The discovery of Cotgrave’s journal also introduces the novel’s structural device of nested texts and establishes the theme of The Double-Edged Power of Narrative. The journal is a “found manuscript,” a staple of Gothic and weird fiction that provides the protagonist with a guide to the impending horror. For Mouse, it is initially a means of understanding the hidden emotional abuse within her family, revealing her grandmother’s cruelty. However, the journal also lures Mouse deeper into a supernatural mystery. The cryptic, repeated litany, “I made faces like the faces on the rocks, and I twisted myself about like the twisted ones, and I lay down flat on the ground like the dead ones” (31), functions as an “earworm” that demonstrates how language can be a conduit for horror. The text is not a passive record but an active agent of the supernatural, ensnaring its reader. Mouse’s initial editorial impulse to correct Cotgrave’s grammar—“[S]he hid the book or she has hidden the book. Pick one and commit” (30)—underscores her vulnerability, as her professional skills become the tools that draw her into a narrative trap.
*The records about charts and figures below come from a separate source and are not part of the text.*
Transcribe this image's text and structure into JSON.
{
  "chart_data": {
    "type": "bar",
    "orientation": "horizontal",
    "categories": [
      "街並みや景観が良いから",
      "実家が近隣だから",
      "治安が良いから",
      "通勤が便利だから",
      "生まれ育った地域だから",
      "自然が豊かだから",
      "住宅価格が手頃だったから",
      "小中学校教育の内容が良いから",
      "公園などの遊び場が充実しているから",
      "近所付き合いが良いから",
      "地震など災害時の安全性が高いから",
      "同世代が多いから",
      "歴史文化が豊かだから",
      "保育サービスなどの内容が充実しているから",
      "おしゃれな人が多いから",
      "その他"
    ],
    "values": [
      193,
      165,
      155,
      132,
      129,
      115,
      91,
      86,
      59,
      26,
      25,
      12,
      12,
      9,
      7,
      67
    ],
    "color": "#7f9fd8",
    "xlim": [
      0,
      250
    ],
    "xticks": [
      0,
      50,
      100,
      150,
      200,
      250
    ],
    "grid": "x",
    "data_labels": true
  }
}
These chapters build a folk horror atmosphere by emphasizing the isolation of the rural North Carolina setting and introducing elements of local, suppressed knowledge. The woods surrounding the house are a liminal space where the boundary between civilization and something more primal is porous. Kingfisher establishes that in this landscape, one cannot tell if they are “thirty feet from a business park” or in “a thousand acres of uninhabited woods” (11), creating a sense of geographical and psychological disorientation. The introduction of the commune and Tomas’s cryptic warning about “things in the woods” is a classic folk horror trope (56). It hints at a shared, unspoken understanding of local dangers among local residents, a knowledge that exists parallel to the rational world from which Mouse has come.


The boundary between the psychological horror of the house and the supernatural horror of the woods dissolves through the introduction of key symbols that function as uncanny intrusions into Mouse’s reality. The carved rock in the backyard is the first tangible manifestation of the “twisted ones.” It is an object that occupies two realities simultaneously: Up close, it is abstract art, but from a distance, it creates a disturbing optical illusion of a deer with its head wrenched backward at an impossible angle. This visual paradox makes the familiar uncanny, warping a natural image into something monstrous. Bongo’s intense fear of the rock signals its supernatural significance and highlights the unreliability of normal perception. This symbol, along with the strange hollow knocking sound that silences the frogs at night, serves as an overture to the larger horror. The narrative culminates in the discovery of the hill that should not exist, reached via an unnaturally steep, woven tunnel. This geographical impossibility confirms that the laws of nature are breaking down, pulling Mouse from the realm of familial dysfunction into a landscape governed by an alien logic.